Storrs, CT (Special to Informed Comment) – Late in Trump’s presidency, a flurry of US activity reinforced the Trump administration’s total fidelity to Benjamin Netanyahu’s right-wing Israeli government and its US supporters. But underlying these policy moves is a shared Trump/Netanyahu belief that the threat and use of military force is the best and often only way to advance national security and foreign policy aims.
Israel’s occupation of the West Bank and Gaza Strip is reliant on military force and coercion. That means direct Israeli military and police actions to repress, arrest, and combat Palestinians. They are often the personnel who enforce Israel’s anti-democratic rule. But it also means their role in protecting Israel’s settlements in the West Bank and the settlers who live in them and traverse the region.
That means, as has happened under Trump, that when the United States stops using the word occupation and treats pre-1967 Israel and the West Bank as one in the same, it is accepting the idea that makes that possible, the forceful Israeli repression of Palestinian political life. Extending US-Israeli academic agreements to an Israeli university in the West Bank or embracing Israeli rule of Jerusalem, whether through an embassy move or a slight change in passport rules, is doing the same.
Netanyahu’s long reign as Israel’s prime minister has been predicated on this very idea. In late October, as he visited a large military exercise in Israel’s north, Netanyahu once again echoed this common theme: “Whoever attacks us will meet firepower and a steel fist that will destroy any enemy.”
But this is nothing new, whether for Netanyahu, Israel, or several of the Arab actors in the Arab-Israeli conflict. As I document in my new book, The sword is not enough: Arabs, Israelis, and the limits of military force, two constellations of ideas have vied for attention, but there has been a clear winner.
The dominant idea is that the threat and use of military force is the best way to achieve fundamental goals like independence, territorial integrity, security, and survival. We see this in commitments to armed struggle, deterrence, and war. At the same time, negotiations and mutual concessions are a mistake and will be seen as a weakness or appeasement.

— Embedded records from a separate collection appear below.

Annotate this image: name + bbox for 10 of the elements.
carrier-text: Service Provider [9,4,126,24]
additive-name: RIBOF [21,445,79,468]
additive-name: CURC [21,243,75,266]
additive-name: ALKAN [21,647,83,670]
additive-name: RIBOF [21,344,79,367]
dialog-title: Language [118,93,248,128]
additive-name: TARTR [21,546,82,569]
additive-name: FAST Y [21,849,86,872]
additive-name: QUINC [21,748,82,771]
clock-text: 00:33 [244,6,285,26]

In contrast to the reliance on military force, a secondary general idea exists that reverses the relationship. Often, negotiations and mutual concessions are best way to achieve fundamental goals. A reliance on military force backfires, often leading to greater insecurity.
Of course, the first idea is plausible and has some historical support. We see a preference for military force in everything from Jabotinsky’s Iron Wall to the original PLO and Hamas Charters. But it has resulted in three major shortcomings.

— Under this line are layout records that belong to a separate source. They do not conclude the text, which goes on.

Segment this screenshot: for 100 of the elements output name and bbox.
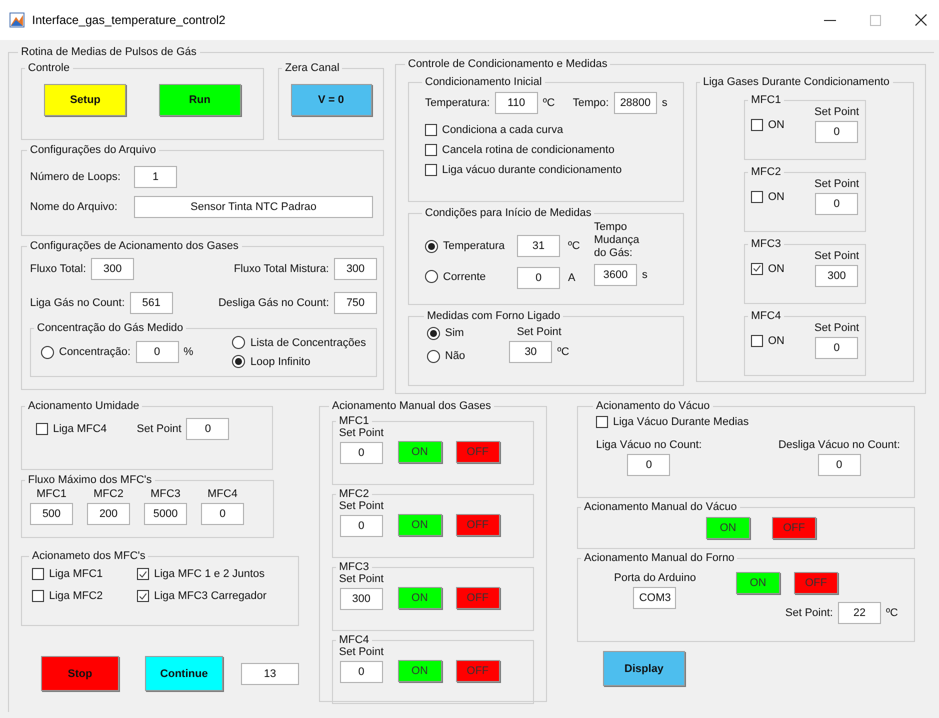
input-field[interactable]: 22 bbox=[838, 602, 881, 624]
radio-label: Loop Infinito bbox=[250, 356, 310, 368]
unit-label: s bbox=[662, 97, 668, 109]
input-field[interactable]: 110 bbox=[494, 92, 538, 114]
radio-button[interactable] bbox=[425, 270, 438, 283]
on-button[interactable]: ON bbox=[706, 517, 750, 539]
panel-title: MFC1 bbox=[338, 415, 370, 427]
input-field[interactable]: 750 bbox=[334, 292, 377, 314]
input-field[interactable]: 30 bbox=[509, 341, 552, 363]
checkbox[interactable] bbox=[32, 590, 44, 602]
field-label: Fluxo Total Mistura: bbox=[234, 263, 329, 275]
field-label: MFC4 bbox=[208, 488, 238, 500]
panel-title: Configurações de Acionamento dos Gases bbox=[29, 240, 240, 252]
input-field[interactable]: 561 bbox=[130, 292, 173, 314]
radio-button[interactable] bbox=[41, 346, 54, 358]
radio-button[interactable] bbox=[232, 355, 246, 368]
checkbox[interactable] bbox=[596, 416, 608, 428]
input-field[interactable]: 1 bbox=[134, 166, 177, 188]
radio-button[interactable] bbox=[425, 240, 438, 252]
radio-button[interactable] bbox=[427, 326, 440, 340]
checkbox[interactable] bbox=[137, 568, 149, 580]
checkbox[interactable] bbox=[137, 590, 149, 602]
panel-title: Acionameto dos MFC's bbox=[31, 550, 146, 562]
checkbox[interactable] bbox=[751, 190, 763, 202]
input-field[interactable]: 5000 bbox=[144, 503, 187, 525]
radio-label: Temperatura bbox=[443, 240, 505, 252]
checkbox[interactable] bbox=[425, 124, 437, 136]
input-field[interactable]: 500 bbox=[30, 503, 73, 525]
counter-field[interactable]: 13 bbox=[241, 662, 299, 684]
radio-label: Sim bbox=[445, 327, 464, 339]
panel-title: Condições para Início de Medidas bbox=[424, 207, 592, 219]
on-button[interactable]: ON bbox=[398, 660, 442, 682]
checkbox[interactable] bbox=[425, 164, 437, 176]
checkbox-label: Liga MFC3 Carregador bbox=[154, 590, 266, 602]
checkbox[interactable] bbox=[425, 144, 437, 156]
stop-button[interactable]: Stop bbox=[41, 656, 119, 691]
on-button[interactable]: ON bbox=[736, 572, 780, 594]
input-field[interactable]: 0 bbox=[815, 193, 858, 215]
checkbox[interactable] bbox=[36, 423, 48, 435]
panel-title: Controle de Condicionamento e Medidas bbox=[407, 58, 608, 70]
panel-title: MFC3 bbox=[338, 561, 370, 573]
unit-label: ºC bbox=[557, 346, 570, 358]
input-field[interactable]: 200 bbox=[87, 503, 130, 525]
field-label: Porta do Arduino bbox=[614, 572, 696, 584]
input-field[interactable]: 0 bbox=[517, 267, 560, 289]
checkbox[interactable] bbox=[751, 334, 763, 346]
checkbox-label: ON bbox=[768, 118, 784, 130]
checkbox[interactable] bbox=[32, 568, 44, 580]
input-field[interactable]: 0 bbox=[818, 454, 861, 476]
input-field[interactable]: 0 bbox=[136, 341, 179, 363]
field-label: Set Point bbox=[516, 326, 562, 338]
on-button[interactable]: ON bbox=[398, 587, 442, 609]
close-icon[interactable] bbox=[915, 14, 927, 26]
input-field[interactable]: 0 bbox=[340, 661, 383, 683]
input-field[interactable]: 300 bbox=[334, 258, 377, 280]
radio-label: Corrente bbox=[443, 270, 486, 282]
on-button[interactable]: ON bbox=[398, 441, 442, 463]
zero-button[interactable]: V = 0 bbox=[290, 84, 372, 116]
panel-title: Configurações do Arquivo bbox=[29, 144, 157, 156]
input-field[interactable]: Sensor Tinta NTC Padrao bbox=[134, 196, 373, 218]
on-button[interactable]: ON bbox=[398, 514, 442, 536]
checkbox-label: Liga vácuo durante condicionamento bbox=[442, 164, 622, 176]
input-field[interactable]: 0 bbox=[340, 442, 383, 464]
setup-button[interactable]: Setup bbox=[44, 84, 126, 116]
field-label: Tempo: bbox=[572, 97, 609, 109]
field-label: Set Point bbox=[136, 423, 182, 435]
input-field[interactable]: 0 bbox=[627, 454, 670, 476]
input-field[interactable]: 28800 bbox=[614, 92, 657, 114]
checkbox-label: ON bbox=[768, 262, 784, 274]
unit-label: ºC bbox=[542, 97, 555, 109]
input-field[interactable]: 0 bbox=[815, 337, 858, 359]
display-button[interactable]: Display bbox=[603, 651, 685, 686]
field-label: Tempo Mudança do Gás: bbox=[594, 221, 640, 260]
checkbox-label: Liga MFC1 bbox=[49, 568, 103, 580]
input-field[interactable]: 300 bbox=[815, 265, 858, 287]
input-field[interactable]: 0 bbox=[340, 515, 383, 537]
panel-title: MFC4 bbox=[338, 634, 370, 646]
input-field[interactable]: 0 bbox=[186, 418, 230, 440]
radio-button[interactable] bbox=[232, 336, 246, 349]
input-field[interactable]: 0 bbox=[201, 503, 244, 525]
panel-title: MFC1 bbox=[750, 94, 782, 106]
checkbox-label: Liga MFC 1 e 2 Juntos bbox=[154, 568, 265, 580]
input-field[interactable]: 300 bbox=[340, 588, 383, 610]
input-field[interactable]: 300 bbox=[91, 258, 134, 280]
continue-button[interactable]: Continue bbox=[145, 656, 223, 691]
input-field[interactable]: COM3 bbox=[633, 587, 676, 609]
input-field[interactable]: 0 bbox=[815, 121, 858, 143]
field-label: Liga Vácuo no Count: bbox=[596, 439, 702, 451]
radio-button[interactable] bbox=[427, 350, 440, 362]
checkbox[interactable] bbox=[751, 262, 763, 274]
run-button[interactable]: Run bbox=[158, 84, 241, 116]
checkbox-label: Liga Vácuo Durante Medias bbox=[613, 416, 749, 428]
app-icon bbox=[9, 12, 25, 28]
checkbox-label: Liga MFC2 bbox=[49, 590, 103, 602]
checkbox-label: ON bbox=[768, 334, 784, 346]
field-label: Set Point bbox=[814, 106, 859, 118]
input-field[interactable]: 31 bbox=[517, 235, 560, 257]
input-field[interactable]: 3600 bbox=[594, 264, 637, 286]
panel-title: Liga Gases Durante Condicionamento bbox=[702, 76, 891, 88]
checkbox[interactable] bbox=[751, 118, 763, 130]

First, Peace cannot be forced; only negotiations can cement a peace agreement. Egypt and Israel negotiated successfully. Israel and Syria, in 1999-2000, did not and a peace treaty never came despite their non-belligerent relationship at the time.
Second, a militant, aggressive approach often backfires on security grounds. It worsens one’s own security situation, as happened when Israel invaded Lebanon in 1982 or when the Palestinian national movement relied heavily on suicide bombings during the second intifada (2000-05).
Third, it also has meant missed diplomatic opportunities because everything is treated as a ruse and with suspicion. The Arab Peace Initiative (2002) and Israel’s Disengagement from Gaza (2005) could have been productive diplomatic moments. But the commitment to force obscured those possibilities.
That’s not to say that promoting the secondary idea that favors talking is easy. It gets drowned out in the cacophony of militant and diplomatic voices. It requires leadership and political risktaking. But as I demonstrate in the book’s short historical case studies, at important moments, it has been influential, whether we are talking about Camp David (1978) and the Egyptian-Israeli peace treaty (1979) or the first Oslo agreement (1993).
But such an idea – especially mutual Israeli-Palestinian concessions – has been an anathema to Trump. In general, the Trump presidency demonstrated his tough-guy, art-of-the-deal approach had little success, whether we are talking about the nuclear question with Iran or the trade war with China.
In particular, the same held true for resolving the Israeli-Palestinian conflict. Trump officials never came close, alienating the Palestinian side from the start. In the policy and rhetorical choices they made, they essentially were endorsing Israeli coercion and repression (What occupation? What Green line? What international legal problem with settlements? What contested status of Jerusalem?).
The Trump administration did successfully orchestrate the Bahraini-Israeli-Emirati agreements, and that did require negotiations. But they did so in way that further subverted the Palestinian national movement. In other words, they used diplomacy in one realm to further stymie the possibility of negotiations in another. One obvious result? Continued Israeli occupation, repression, and settlement growth in the West Bank, even if Israel held off of official annexation for now.
Military force may have a place in international affairs. But over-reliance on it leads to pernicious outcomes including missed diplomatic opportunities and national insecurity. Proponents of negotiations and the possibility of genuine, mutual concessions would do well to keep pushing for their alternate approach.